5. You just have to think about which levers you can pull from where you’re standing. And make sure they are the right levers.

So… Writing anything that jumps a bit too quickly and way too far from object of analysis / findings to the pragmatics earned by the former sticks in my craw. Obviously, none of this is easy to sort out, there’s always a leap of some sort, and it’s very difficult to know in advance. But Owen’s work, for instance, seems to me to get the calibration just about right. (As does IT’s, for that matter). Making an argument – even if it largely at this point takes the form of pointing at things and saying that was good, there are obvious reasons to want more of that – that’s counter-intuitive or runs in the face of conventional wisdom and that is actually distributable (and distributed at this point, due to Owen’s voluminous journalism!) to those who are making real-world decisions about real-world things seems to me an object-lesson in one way we might start to do the work of what we call or used to call “theory” but to get it a bit more right this time around.

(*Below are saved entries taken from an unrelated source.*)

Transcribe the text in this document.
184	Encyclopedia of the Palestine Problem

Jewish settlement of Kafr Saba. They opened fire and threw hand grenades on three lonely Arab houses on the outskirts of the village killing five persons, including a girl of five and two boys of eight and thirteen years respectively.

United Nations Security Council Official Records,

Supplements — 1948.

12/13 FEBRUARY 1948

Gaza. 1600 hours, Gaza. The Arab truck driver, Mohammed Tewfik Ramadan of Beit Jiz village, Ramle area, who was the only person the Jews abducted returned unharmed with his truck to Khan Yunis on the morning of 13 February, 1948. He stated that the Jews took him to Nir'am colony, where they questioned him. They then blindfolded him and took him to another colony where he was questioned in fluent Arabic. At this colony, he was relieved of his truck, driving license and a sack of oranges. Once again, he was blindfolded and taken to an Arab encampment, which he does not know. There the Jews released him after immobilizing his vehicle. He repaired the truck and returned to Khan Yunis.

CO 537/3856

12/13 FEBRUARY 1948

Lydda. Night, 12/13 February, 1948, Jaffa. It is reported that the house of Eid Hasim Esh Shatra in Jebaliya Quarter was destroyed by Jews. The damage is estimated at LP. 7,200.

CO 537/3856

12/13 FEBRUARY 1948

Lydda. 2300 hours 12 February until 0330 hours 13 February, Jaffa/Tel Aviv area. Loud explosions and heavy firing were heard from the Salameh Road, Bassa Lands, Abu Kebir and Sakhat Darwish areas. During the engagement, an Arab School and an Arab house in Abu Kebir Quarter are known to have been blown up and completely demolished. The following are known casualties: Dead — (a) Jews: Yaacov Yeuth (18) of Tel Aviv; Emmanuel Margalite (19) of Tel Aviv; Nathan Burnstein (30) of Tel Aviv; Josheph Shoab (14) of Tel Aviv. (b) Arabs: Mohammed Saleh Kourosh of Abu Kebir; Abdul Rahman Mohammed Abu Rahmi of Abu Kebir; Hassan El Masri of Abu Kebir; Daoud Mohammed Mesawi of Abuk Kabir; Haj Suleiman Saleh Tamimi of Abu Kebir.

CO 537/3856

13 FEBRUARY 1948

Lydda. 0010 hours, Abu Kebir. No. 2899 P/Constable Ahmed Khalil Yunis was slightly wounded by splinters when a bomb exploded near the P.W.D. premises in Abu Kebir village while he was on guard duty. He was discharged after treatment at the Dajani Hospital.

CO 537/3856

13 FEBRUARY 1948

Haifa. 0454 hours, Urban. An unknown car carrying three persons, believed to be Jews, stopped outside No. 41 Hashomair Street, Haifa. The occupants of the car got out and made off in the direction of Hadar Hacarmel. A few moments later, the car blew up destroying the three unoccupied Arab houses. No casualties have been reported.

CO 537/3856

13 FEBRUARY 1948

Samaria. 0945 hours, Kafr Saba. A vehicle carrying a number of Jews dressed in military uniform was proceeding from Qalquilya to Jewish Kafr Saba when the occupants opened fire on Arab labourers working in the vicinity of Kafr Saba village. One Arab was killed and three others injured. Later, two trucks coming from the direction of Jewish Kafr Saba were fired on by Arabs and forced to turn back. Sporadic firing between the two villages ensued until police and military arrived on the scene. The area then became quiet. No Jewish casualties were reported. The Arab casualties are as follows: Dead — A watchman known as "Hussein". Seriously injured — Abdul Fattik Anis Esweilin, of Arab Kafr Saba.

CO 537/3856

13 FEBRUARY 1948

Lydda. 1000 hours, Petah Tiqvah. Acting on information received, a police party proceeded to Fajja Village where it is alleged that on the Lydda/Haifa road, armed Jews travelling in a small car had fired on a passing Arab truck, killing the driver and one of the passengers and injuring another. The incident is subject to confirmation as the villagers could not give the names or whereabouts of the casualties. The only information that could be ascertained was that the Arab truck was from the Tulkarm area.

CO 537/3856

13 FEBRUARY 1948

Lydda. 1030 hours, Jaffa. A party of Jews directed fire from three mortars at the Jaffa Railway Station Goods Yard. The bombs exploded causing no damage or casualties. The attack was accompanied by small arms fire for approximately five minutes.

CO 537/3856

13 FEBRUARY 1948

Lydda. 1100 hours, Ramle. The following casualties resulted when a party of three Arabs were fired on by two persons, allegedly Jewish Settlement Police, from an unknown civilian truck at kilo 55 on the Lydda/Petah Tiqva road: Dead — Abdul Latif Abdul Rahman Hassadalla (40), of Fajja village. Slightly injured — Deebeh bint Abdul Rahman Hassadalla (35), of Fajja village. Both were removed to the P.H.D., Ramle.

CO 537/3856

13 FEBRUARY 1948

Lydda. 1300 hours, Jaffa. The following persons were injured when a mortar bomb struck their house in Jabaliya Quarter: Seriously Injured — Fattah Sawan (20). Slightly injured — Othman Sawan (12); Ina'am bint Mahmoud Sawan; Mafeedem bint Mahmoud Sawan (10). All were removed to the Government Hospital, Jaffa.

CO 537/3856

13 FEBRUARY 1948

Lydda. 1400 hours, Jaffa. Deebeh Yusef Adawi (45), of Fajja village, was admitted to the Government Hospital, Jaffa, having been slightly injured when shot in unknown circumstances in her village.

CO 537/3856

On the other hand – and here is where my comments over the last few months about “militant dysphoria” are coming from – some of the stuff being said by people (may of whom are writing books for Zero) seems to me to draw us all the way back and then some to the bad old days. The problem gives itself away, to my mind, when they’ve started fantasizing about the landscapes of the Terminator movies, or post-apocalyptic survival scenarios, or when we think vaguely Nazi Death Metal is somehow dialectically recuperable…. though they can’t say quite how, keep drawing up just short of where the connective tissue is supposed to be. This is why I keep asking for an explanation of the mechanics, and I think this is why people get a bit upset when I do.

And this is where the distortive effect of the marketing cart dragging the theoretical horse comes into play. It’s of course very sexy to lead with Absolute Destruction and Fucking Rubble!!!, Radical Moodiness and really Dark Music! But absent the steps that I’ve described above, I can’t help but feel that what we’re getting is something like the chronic perversity of marketing rather than the necessary rigor and clarity of thought that would be effective.

More to say, but it’s time to go to work!